En algún momento el tío Salomón se había inclinado hacia la mesa y había cogido la taza de café y el platito y estaba ahora estudiando las distintas formas y sombras de los granos secos. Todos los mirábamos en silencio, maravillados salvo el militar, que seguía fumando y muy serio en el umbral del comedor y no tenía ni idea de qué estaba haciendo el tío Salomón. Todos lo mirábamos manipular la taza y rotar el platito y de repente alzar las cejas y sacudir la cabeza o suspirar muy ligero o hasta sonreír a medias. Y todos también sonreímos a medias o quisimos sonreír a medias o al menos nos calmamos un poco. Pero el tío Salomón no dijo nada. Nunca dijo nada. Nunca quiso decir qué leyó en aquellos granos, y tampoco quiso decir por qué nunca más aceptó volver a leer otro café turco. Algunos familiares creían que había visto allí la próxima muerte del Nono.
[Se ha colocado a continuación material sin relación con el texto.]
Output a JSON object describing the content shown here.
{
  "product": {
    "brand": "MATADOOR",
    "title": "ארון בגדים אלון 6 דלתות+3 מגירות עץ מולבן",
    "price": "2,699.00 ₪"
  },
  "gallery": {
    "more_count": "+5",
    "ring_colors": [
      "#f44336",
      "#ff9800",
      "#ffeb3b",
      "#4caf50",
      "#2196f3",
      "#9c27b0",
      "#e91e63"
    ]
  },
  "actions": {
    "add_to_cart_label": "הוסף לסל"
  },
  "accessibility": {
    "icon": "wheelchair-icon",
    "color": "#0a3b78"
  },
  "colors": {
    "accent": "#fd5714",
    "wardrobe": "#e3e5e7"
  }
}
Otros, que había visto el retorno precipitado y ansioso de Berenice y sus padres a Buenos Aires. Otros, que había visto el reflejo del presente, de ese momento, de todos los militares merodeando por la casa de mis abuelos como bichos salvajes. Yo siempre estuve convencido de que en aquellos granos secos, en aquellas manchitas de café, logró vislumbrar la eventual destrucción de todo palacio. Pero nunca supimos. Nunca dijo nada. El tío Salomón sólo terminó de leer ese último café turco y colocó la tacita y el plato sobre la mesa y encendió otro cigarrillo como si nada importante hubiese ocurrido, medio sonriendo, medio fumando, medio burlándose de algo con todo su rostro beduino.
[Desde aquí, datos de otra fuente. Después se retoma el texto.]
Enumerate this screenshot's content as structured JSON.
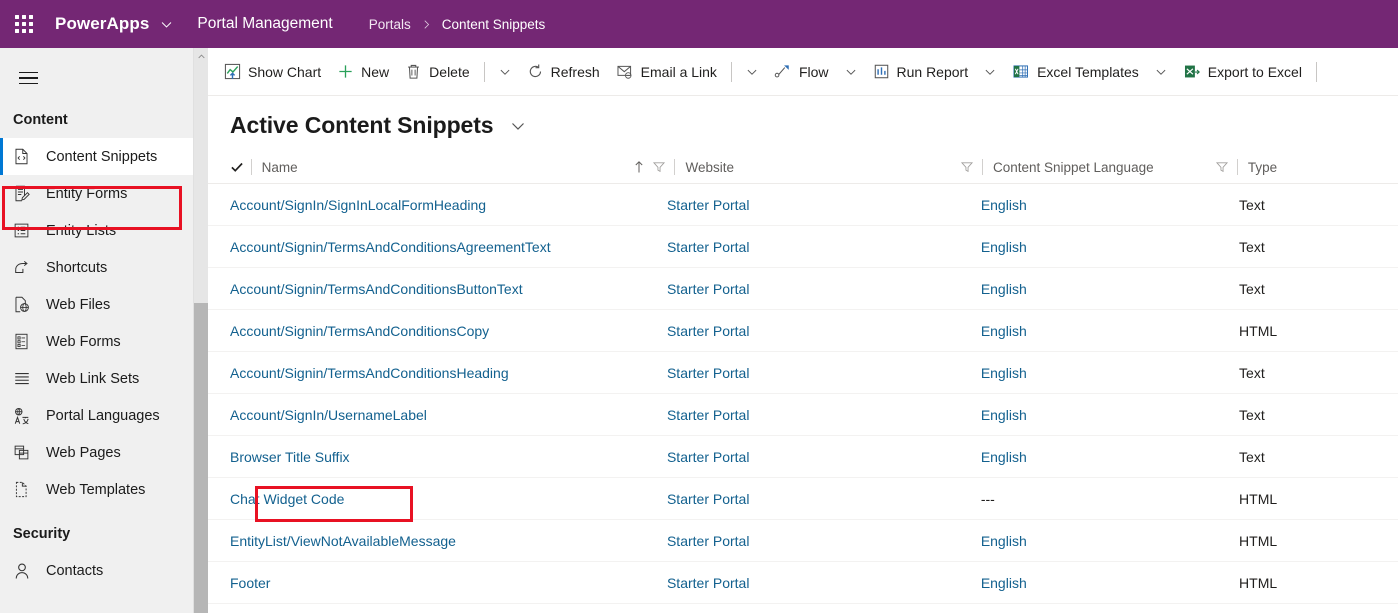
{
  "topbar": {
    "waffle_icon": "app-launcher-icon",
    "brand": "PowerApps",
    "brand_caret_icon": "chevron-down-icon",
    "app_name": "Portal Management",
    "breadcrumb": {
      "parent": "Portals",
      "separator_icon": "chevron-right-icon",
      "current": "Content Snippets"
    },
    "bg_color": "#742774"
  },
  "sidebar": {
    "hamburger_icon": "hamburger-menu-icon",
    "scroll_up_icon": "chevron-up-icon",
    "groups": [
      {
        "title": "Content",
        "items": [
          {
            "label": "Content Snippets",
            "icon": "code-document-icon",
            "selected": true
          },
          {
            "label": "Entity Forms",
            "icon": "form-edit-icon",
            "selected": false
          },
          {
            "label": "Entity Lists",
            "icon": "list-icon",
            "selected": false
          },
          {
            "label": "Shortcuts",
            "icon": "shortcut-arrow-icon",
            "selected": false
          },
          {
            "label": "Web Files",
            "icon": "file-globe-icon",
            "selected": false
          },
          {
            "label": "Web Forms",
            "icon": "web-form-icon",
            "selected": false
          },
          {
            "label": "Web Link Sets",
            "icon": "lines-icon",
            "selected": false
          },
          {
            "label": "Portal Languages",
            "icon": "language-icon",
            "selected": false
          },
          {
            "label": "Web Pages",
            "icon": "pages-icon",
            "selected": false
          },
          {
            "label": "Web Templates",
            "icon": "template-dashed-icon",
            "selected": false
          }
        ]
      },
      {
        "title": "Security",
        "items": [
          {
            "label": "Contacts",
            "icon": "person-icon",
            "selected": false
          }
        ]
      }
    ]
  },
  "commandbar": {
    "items": [
      {
        "label": "Show Chart",
        "icon": "show-chart-icon",
        "type": "button"
      },
      {
        "label": "New",
        "icon": "plus-icon",
        "type": "button"
      },
      {
        "label": "Delete",
        "icon": "trash-icon",
        "type": "button"
      },
      {
        "label": "",
        "icon": "chevron-down-icon",
        "type": "caret"
      },
      {
        "label": "",
        "icon": "divider",
        "type": "divider-before-caret"
      },
      {
        "label": "Refresh",
        "icon": "refresh-icon",
        "type": "button"
      },
      {
        "label": "Email a Link",
        "icon": "email-link-icon",
        "type": "button"
      },
      {
        "label": "",
        "icon": "chevron-down-icon",
        "type": "caret"
      },
      {
        "label": "Flow",
        "icon": "flow-icon",
        "type": "button"
      },
      {
        "label": "",
        "icon": "chevron-down-icon",
        "type": "caret"
      },
      {
        "label": "Run Report",
        "icon": "report-icon",
        "type": "button"
      },
      {
        "label": "",
        "icon": "chevron-down-icon",
        "type": "caret"
      },
      {
        "label": "Excel Templates",
        "icon": "excel-template-icon",
        "type": "button"
      },
      {
        "label": "",
        "icon": "chevron-down-icon",
        "type": "caret"
      },
      {
        "label": "Export to Excel",
        "icon": "excel-export-icon",
        "type": "button"
      }
    ],
    "labels": {
      "show_chart": "Show Chart",
      "new": "New",
      "delete": "Delete",
      "refresh": "Refresh",
      "email_a_link": "Email a Link",
      "flow": "Flow",
      "run_report": "Run Report",
      "excel_templates": "Excel Templates",
      "export_to_excel": "Export to Excel"
    }
  },
  "view": {
    "title": "Active Content Snippets",
    "caret_icon": "chevron-down-icon"
  },
  "grid": {
    "select_all_icon": "checkmark-icon",
    "columns": [
      {
        "label": "Name",
        "sorted": true,
        "sort_icon": "arrow-up-icon",
        "filter_icon": "filter-icon"
      },
      {
        "label": "Website",
        "sorted": false,
        "filter_icon": "filter-icon"
      },
      {
        "label": "Content Snippet Language",
        "sorted": false,
        "filter_icon": "filter-icon"
      },
      {
        "label": "Type",
        "sorted": false,
        "filter_icon": null
      }
    ],
    "rows": [
      {
        "name": "Account/SignIn/SignInLocalFormHeading",
        "website": "Starter Portal",
        "language": "English",
        "type": "Text",
        "highlighted": false
      },
      {
        "name": "Account/Signin/TermsAndConditionsAgreementText",
        "website": "Starter Portal",
        "language": "English",
        "type": "Text",
        "highlighted": false
      },
      {
        "name": "Account/Signin/TermsAndConditionsButtonText",
        "website": "Starter Portal",
        "language": "English",
        "type": "Text",
        "highlighted": false
      },
      {
        "name": "Account/Signin/TermsAndConditionsCopy",
        "website": "Starter Portal",
        "language": "English",
        "type": "HTML",
        "highlighted": false
      },
      {
        "name": "Account/Signin/TermsAndConditionsHeading",
        "website": "Starter Portal",
        "language": "English",
        "type": "Text",
        "highlighted": false
      },
      {
        "name": "Account/SignIn/UsernameLabel",
        "website": "Starter Portal",
        "language": "English",
        "type": "Text",
        "highlighted": false
      },
      {
        "name": "Browser Title Suffix",
        "website": "Starter Portal",
        "language": "English",
        "type": "Text",
        "highlighted": false
      },
      {
        "name": "Chat Widget Code",
        "website": "Starter Portal",
        "language": "---",
        "type": "HTML",
        "highlighted": true
      },
      {
        "name": "EntityList/ViewNotAvailableMessage",
        "website": "Starter Portal",
        "language": "English",
        "type": "HTML",
        "highlighted": false
      },
      {
        "name": "Footer",
        "website": "Starter Portal",
        "language": "English",
        "type": "HTML",
        "highlighted": false
      }
    ]
  },
  "annotations": {
    "highlight_color": "#e81123",
    "accent_color": "#0078d4",
    "link_color": "#13618f"
  }
}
Eduardo Halfon. Mañana nunca lo hablamos. Editorial Pre-textos.

***

Coda

(1) Sin proponérmelo, casi sin darme cuenta, vuelvo una y otra vez a las narrativas de mi infancia. A mis historias infantiles. Como si, al escribirlas, quisiera también recuperar algo, o recordar algo, o simplemente regresar a ese espacio tan blanco del cual fui desterrado. Toda infancia tiene sus puertas de salida. En toda infancia hay momentos –a veces magnánimos, a veces prolijos, a veces breves y volátiles– que son como pórticos hacia la grandeza del futuro. Los atravesamos con pasos inocentes, llenos de ímpetu y curiosidad, sin entonces lograr comprender, por supuesto, que esos precarios pasos son irrevocables, que no tienen marcha atrás. A veces pienso que por eso escribo. Para intentar regresar a la ilusoria y frágil pureza de mi niñez, en la Guatemala de los turbulentos años setenta. Para meter el plumón en la tinta de mi memoria infantil hasta encontrar allí los momentos que fueron mis puertas de salida. Para volver sobre mis pasos de niño y caminar nuevamente en aquellos pórticos y quizás así, ahora, en un puñado de páginas, y a través del prisma nebuloso de la memoria y la ficción, recuperar destellos de un paraíso perdido.